Chaque année pendant l’été, les mêmes scènes se répètent un peu partout en France : le déversement de bennes entières de fruits et légumes devant des préfectures, des centrales d’achat, des supermarchés, parfois des ambassades, comme ce fut le cas mardi 11 juillet devant le consulat d’Espagne à Perpignan, où les arboriculteurs en colère ont purement et simplement détruit deux tonnes de pêches. L’été ne fait que commencer et il est à parier que cette pratique va se renouveler dans les prochaines semaines, dans d’autres endroits et sur d’autres produits bruts.
Comme à l’accoutumée, les agriculteurs pestent contre les « pratiques déloyales » qu’ils demandent aux « services de contrôle » de « sanctionner », indique un communiqué commun de la FNSEA (Fédération nationale des syndicats d’exploitants agricoles), de la FNPF (Fédération nationale de la pêche en France) et de JA (Jeunes agriculteurs). Il faut traduire « pratiques déloyales », notamment, par « dumping social », et « services de contrôle » par les directions départementales des territoires (DDT) et celles de la cohésion sociale et de la protection des populations (DDCSPP).

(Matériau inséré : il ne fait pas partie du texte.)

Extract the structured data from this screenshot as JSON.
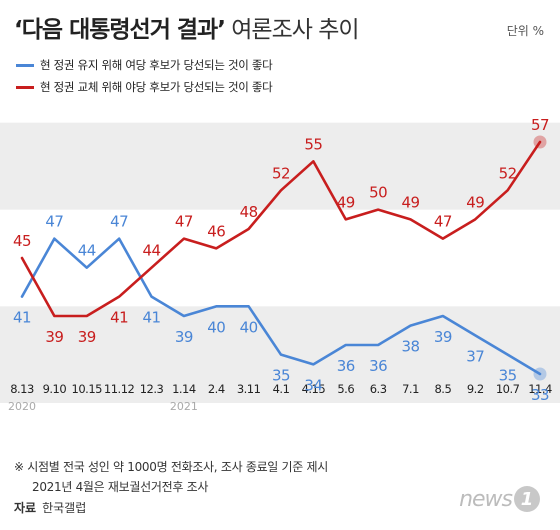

Voilà des décennies que les agriculteurs, en particulier ceux qui emploient de la main-d’œuvre, se plaignent des écarts de salaires et de charges sociales entre, d’un côté, la France et, de l’autre, les pays européens (ou non) qui n’ont pas le même niveau de vie et les mêmes exigences que le nôtre. Les distorsions de concurrence sociale et salariale existent. Mais ni les gouvernements successifs en France, ni l’Union européenne (Parlement, Conseil et Commission) n’ont pris ce problème à bras-le-corps. Par exemple, le SMIC est deux fois moins important en Espagne qu’en France. Dans ce même pays, il y a beaucoup de travailleurs marocains payés au prix du Maroc. De plus, tous les pays ne respectent pas les normes sanitaires qu’impose (normalement) l’Union européenne.
Et comme un malheur n’arrive jamais seul, les générations les plus jeunes consomment quatre fois moins de fruits et de légumes que leurs grands-parents, assure une étude du CREDOC publiée le 11 juillet. Questions : comment les agriculteurs français vont-ils s’en sortir ? Que fait le gouvernement ? Que fait l’Europe ? Réponse : rien comme d’habitude.